Unlike Upton Sinclair, who learned about the abuses of the meat-packing industry firsthand, or Ida Tarbell, who painstakingly unraveled the secrets of Standard Oil, the authors of The Menace dreamed up their stories.

Tales in The Menace of children kidnapped at convents, of priests brainwashing parishioners and of Catholics infiltrating legislatures and plotting armed takeovers were as unfounded as they were titillating.

Nonetheless, The Menace tapped into anti-Catholic sentiment that arrived in America with the first settlers.

Colonists taunted Catholics with Pope-day celebrations.

The Know-Nothing Party gained strength before the Civil War by touting a single issue -- a ban on Catholics from holding office.

The Menace and other anti-Catholic weeklies with six-figure sales like Watson's Magazine of Thompson, Georgia, and The Yellow Jacket of Moravian Falls, North Carolina, published in counties with few Catholics.

Their small-town readers took solace in articles that praised farming, patriotic values and other populist themes that the writers intertwined with their anti-Catholic diatribes.

Nordstrom notices similarities between anti-Catholics then and anti-Muslims now. Both doubted the patriotism of religious followers, claiming that the followers can’t be a loyal Catholic or Muslim and still be a loyal American.

"Fill in the blank, depending on the time,” Nordstrom said.

Current proposals to put Muslims into a special database or to issue them identification cards, however, go beyond what the anti-Catholics called for a century ago, Nordstrom said.

Then or now, the people maligning Catholics or Muslims strayed from the American tradition, protected by the First Amendment, of allowing religious freedom.

The Menace and newspapers of the same ilk started losing circulation at the start of World War I.

Catholics defended their beliefs in print and in court against claims raised by The Menace.

War increased the costs of printing and delivering the papers. The nation turned its attention to a real threat abroad rather than the imaginary, internal threat that the papers described.

In 1919, the printing plant of The Menace burned, and the newspaper never recovered.

By 1960, the popular appeal of The Menace long had been extinguished when John F. Kennedy, a Catholic, won the presidency.

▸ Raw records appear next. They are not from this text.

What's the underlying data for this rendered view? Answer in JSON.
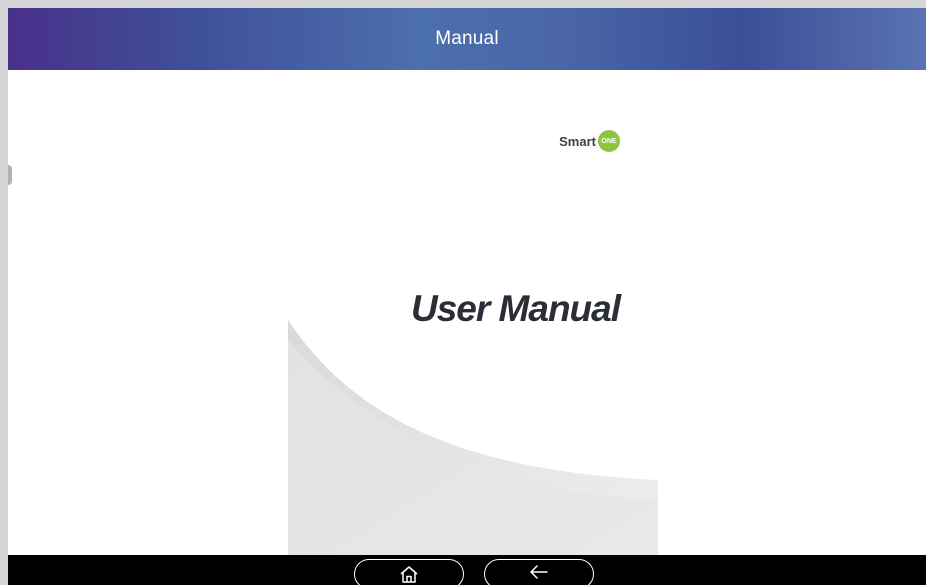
{
  "header": {
    "title": "Manual"
  },
  "document": {
    "logo": {
      "brand_text": "Smart",
      "badge_text": "ONE",
      "badge_color": "#8cc63f"
    },
    "cover_title": "User Manual"
  },
  "navigation": {
    "home_icon": "home-icon",
    "back_icon": "back-arrow-icon"
  },
  "colors": {
    "titlebar_accent": "#4c6fad",
    "nav_background": "#000000"
  }
}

More recently, the Catholic Church again received unfavorable media coverage. Priests were accused of sexual abuse against children and the church hierarchy of coverups.

In contrast with the charges raised by The Menace, however, the news reports about the contemporary scandal “seem frighteningly germane,” Nordstrom writes.

When Pope Francis visited the United States in September, huge crowds gathered to hear him, and the media provided upbeat coverage.

At the invitation of the Speaker of the House, the pope spoke to Congress – a clear sign that Americans and their leaders have no fear of a Catholic plot against their government.

The Menace and the other anti-Catholic newspapers put forth a view that Americans couldn't protect national security and their tradition of religious tolerance.

It was “as if they were mutually exclusive,” Nordstrom said.

"The reason they proved short lived is Americans realized you can have both,” he said. “You can create a strong country but do so without sacrificing traditions of religious freedom.”